First, when seeking to create a shared mindset at the team level, Michael D. Watkins in his article, “Leading The Team You Inherit”, Harvard Business Review, June 2016, writes, “To get everyone aligned the team must agree on answers to four basic questions:
- What will we accomplish?
- Why should we do it?
- How will we do it?
- Who will do what?
Answering these four questions unites the team at a foundational level.
Second, I think there is more that is needed, namely a commitment to “structured unstructured time,” a term Martine Haas and Mark Mortensen use in their article called “The Secrets of Great Teamwork.” Harvard Business Review, June 2016. I saw it best applied this past summer when a CEO took his entire team out to dinner after an intense, day long strategic dialogue about the future. That evening I listened to two different sets of conversations and was delighted to see that no one was talking about work. Instead, they were using this structured unstructured time to get to know each other better and to share more about their history. When they gathered the next morning, it was obvious that the group was more connected, relaxed and focused.

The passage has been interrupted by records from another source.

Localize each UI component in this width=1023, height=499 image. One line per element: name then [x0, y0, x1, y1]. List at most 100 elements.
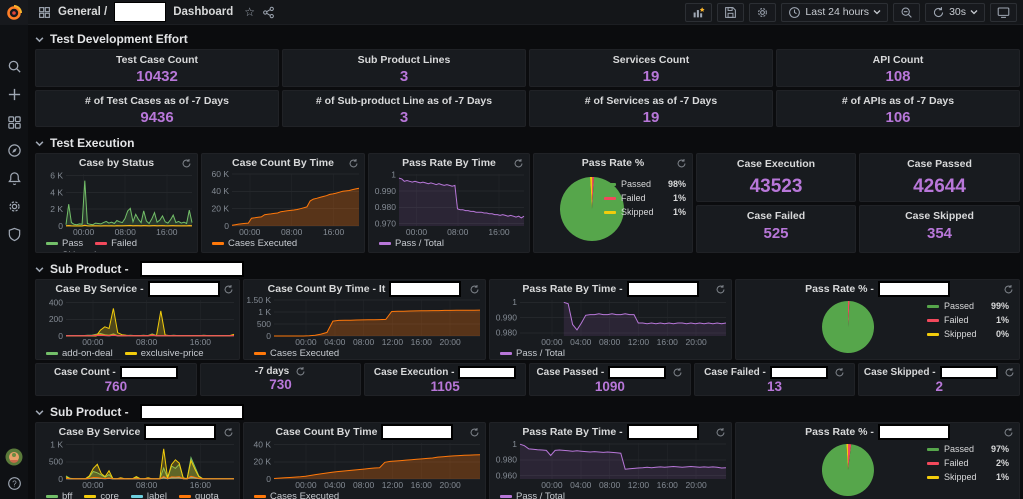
legend-item[interactable]: exclusive-price: [124, 348, 204, 359]
panel-refresh-icon[interactable]: [348, 158, 359, 169]
legend-item[interactable]: Failed: [95, 238, 137, 249]
legend-item[interactable]: add-on-deal: [46, 348, 113, 359]
user-avatar[interactable]: [5, 448, 23, 466]
legend-item[interactable]: Failed 1%: [927, 315, 1009, 325]
stat-panel-case-failed[interactable]: Case Failed 525: [696, 204, 856, 253]
breadcrumb-dashboard[interactable]: Dashboard: [173, 6, 234, 18]
legend-item[interactable]: Pass / Total: [500, 491, 565, 499]
time-range-picker[interactable]: Last 24 hours: [781, 2, 889, 22]
graph-panel-case-by-status[interactable]: Case by Status 0 2 K 4 K 6 K 00:00 08:00 16:00…: [35, 153, 198, 253]
save-dashboard-button[interactable]: [717, 2, 745, 22]
explore-compass-icon[interactable]: [7, 143, 22, 158]
legend-item[interactable]: Pass: [46, 238, 83, 249]
panel-refresh-icon[interactable]: [672, 367, 683, 378]
panel-refresh-icon[interactable]: [469, 284, 480, 295]
panel-refresh-icon[interactable]: [1003, 284, 1014, 295]
security-shield-icon[interactable]: [7, 227, 22, 242]
legend-item[interactable]: Cases Executed: [254, 491, 339, 499]
legend-item[interactable]: Skipped 1%: [604, 207, 686, 217]
legend-item[interactable]: label: [130, 491, 167, 499]
stat-panel-case-skipped-1[interactable]: Case Skipped - 2: [858, 363, 1021, 396]
legend-item[interactable]: Cases Executed: [254, 348, 339, 359]
pie-panel-pass-rate[interactable]: Pass Rate % Passed 98% Failed 1% Skipped 1%: [533, 153, 693, 253]
section-header-test-development-effort[interactable]: Test Development Effort: [35, 31, 1020, 47]
legend-item[interactable]: Failed 2%: [927, 458, 1009, 468]
chart-case-by-status[interactable]: 0 2 K 4 K 6 K 00:00 08:00 16:00: [36, 170, 197, 237]
pie-chart-pass-rate[interactable]: [560, 176, 624, 246]
chart-case-count-1[interactable]: 0 500 1 K 1.50 K 00:00 04:00 08:00 12:00 16:00 20…: [244, 295, 485, 347]
add-panel-button[interactable]: [685, 2, 713, 22]
stat-panel-subproduct-7days[interactable]: # of Sub-product Line as of -7 Days 3: [282, 90, 526, 127]
graph-panel-case-count-1[interactable]: Case Count By Time - It 0 500 1 K 1.50 K 00:…: [243, 279, 486, 360]
chart-case-count-by-time[interactable]: 0 20 K 40 K 60 K 00:00 08:00 16:00: [202, 169, 364, 237]
legend-item[interactable]: Failed 1%: [604, 193, 686, 203]
section-header-test-execution[interactable]: Test Execution: [35, 135, 1020, 151]
legend-item[interactable]: Passed 99%: [927, 301, 1009, 311]
panel-refresh-icon[interactable]: [1004, 367, 1015, 378]
chart-pass-rate-by-time[interactable]: 0.970 0.980 0.990 1 00:00 08:00 16:00: [369, 170, 529, 237]
legend-item[interactable]: core: [84, 491, 119, 499]
legend-item[interactable]: Skipped: [46, 250, 96, 252]
legend-item[interactable]: Pass / Total: [379, 238, 444, 249]
graph-panel-pass-rate-time-2[interactable]: Pass Rate By Time - 0.960 0.980 1 00:00 04:0…: [489, 422, 732, 499]
stat-panel-case-count-1[interactable]: Case Count - 760: [35, 363, 197, 396]
dashboards-icon[interactable]: [7, 115, 22, 130]
chart-pass-rate-time-2[interactable]: 0.960 0.980 1 00:00 04:00 08:00 12:00 16:00 20:0…: [490, 439, 731, 490]
stat-panel-api-count[interactable]: API Count 108: [776, 49, 1020, 87]
stat-panel-case-passed-1[interactable]: Case Passed - 1090: [529, 363, 691, 396]
legend-item[interactable]: Passed 98%: [604, 179, 686, 189]
star-icon[interactable]: ☆: [244, 5, 256, 19]
legend-item[interactable]: Pass / Total: [500, 348, 565, 359]
stat-panel-case-execution-1[interactable]: Case Execution - 1105: [364, 363, 527, 396]
alerting-bell-icon[interactable]: [7, 171, 22, 186]
stat-panel-test-case-count[interactable]: Test Case Count 10432: [35, 49, 279, 87]
share-icon[interactable]: [262, 6, 275, 19]
legend-item[interactable]: Skipped 0%: [927, 329, 1009, 339]
chart-pass-rate-time-1[interactable]: 0.980 0.990 1 00:00 04:00 08:00 12:00 16:00 20:0…: [490, 297, 731, 347]
add-icon[interactable]: [7, 87, 22, 102]
graph-panel-pass-rate-time-1[interactable]: Pass Rate By Time - 0.980 0.990 1 00:00 04:0…: [489, 279, 732, 360]
panel-refresh-icon[interactable]: [834, 367, 845, 378]
stat-panel-test-cases-7days[interactable]: # of Test Cases as of -7 Days 9436: [35, 90, 279, 127]
grafana-logo[interactable]: [0, 0, 28, 25]
graph-panel-case-by-service-1[interactable]: Case By Service - 0 200 400 00:00 08:00 16:00…: [35, 279, 240, 360]
section-header-sub-product-2[interactable]: Sub Product -: [35, 404, 1020, 420]
pie-chart-pass-rate-2[interactable]: [821, 444, 874, 499]
stat-panel-case-failed-1[interactable]: Case Failed - 13: [693, 363, 856, 396]
stat-panel-case-skipped[interactable]: Case Skipped 354: [859, 204, 1020, 253]
chart-case-by-service-2[interactable]: 0 500 1 K 00:00 08:00 16:00: [36, 440, 239, 490]
refresh-picker[interactable]: 30s: [925, 2, 985, 22]
legend-item[interactable]: Skipped 1%: [927, 472, 1009, 482]
graph-panel-case-count-2[interactable]: Case Count By Time 0 20 K 40 K 00:00 04:00 08…: [243, 422, 486, 499]
pie-panel-pass-rate-2[interactable]: Pass Rate % - Passed 97% Failed 2% Skipped 1%: [735, 422, 1020, 499]
stat-panel-services-7days[interactable]: # of Services as of -7 Days 19: [529, 90, 773, 127]
graph-panel-case-count-by-time[interactable]: Case Count By Time 0 20 K 40 K 60 K 00:00 08:…: [201, 153, 365, 253]
pie-chart-pass-rate-1[interactable]: [822, 301, 875, 358]
chart-case-count-2[interactable]: 0 20 K 40 K 00:00 04:00 08:00 12:00 16:00 20:00: [244, 440, 485, 490]
legend-item[interactable]: Cases Executed: [212, 238, 297, 249]
panel-refresh-icon[interactable]: [223, 427, 234, 438]
stat-panel-apis-7days[interactable]: # of APIs as of -7 Days 106: [776, 90, 1020, 127]
legend-item[interactable]: Passed 97%: [927, 444, 1009, 454]
panel-refresh-icon[interactable]: [223, 284, 234, 295]
settings-gear-icon[interactable]: [7, 199, 22, 214]
help-icon[interactable]: ?: [7, 476, 22, 491]
panel-refresh-icon[interactable]: [1003, 427, 1014, 438]
apps-grid-icon[interactable]: [38, 6, 51, 19]
panel-refresh-icon[interactable]: [469, 427, 480, 438]
dashboard-settings-button[interactable]: [749, 2, 777, 22]
search-icon[interactable]: [7, 59, 22, 74]
stat-panel-sub-product-lines[interactable]: Sub Product Lines 3: [282, 49, 526, 87]
breadcrumb-folder[interactable]: General /: [58, 6, 108, 18]
section-header-sub-product-1[interactable]: Sub Product -: [35, 261, 1020, 277]
zoom-out-button[interactable]: [893, 2, 921, 22]
panel-refresh-icon[interactable]: [715, 427, 726, 438]
stat-panel-7days-1[interactable]: -7 days 730: [199, 363, 362, 396]
stat-panel-case-execution[interactable]: Case Execution 43523: [696, 153, 856, 202]
chart-case-by-service-1[interactable]: 0 200 400 00:00 08:00 16:00: [36, 297, 239, 347]
legend-item[interactable]: bff: [46, 491, 72, 499]
panel-refresh-icon[interactable]: [676, 158, 687, 169]
panel-refresh-icon[interactable]: [181, 158, 192, 169]
panel-refresh-icon[interactable]: [513, 158, 524, 169]
pie-panel-pass-rate-1[interactable]: Pass Rate % - Passed 99% Failed 1% Skipped 0%: [735, 279, 1020, 360]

Third, I think it is important to teach people how to make meaningful decisions. People need to understand that it is a four stage process, namely planning to making a decision, making a decision, implementing the decision and then evaluating the decision. The thing that unites a team the most is when everyone on the team is using the same method of planning when making a decision. When in-depth clarity about the strategic nexus, i.e. the unity of the mission, vision and core values plus the strategic plan, in combination with a high degree of confidence in the competency of the other members of the team, then the team stays united through the normal ups and downs of today’s corporate life.
This week, remember that building teams and maintaining teams is paramount right now to short and long term success. As Oren Harari wrote in his book, The Leadership Secrets of Colin Powell, McGraw-Hill, 2002: “Leadership is, ultimately, responsibility, and it's the ultimate responsibility.”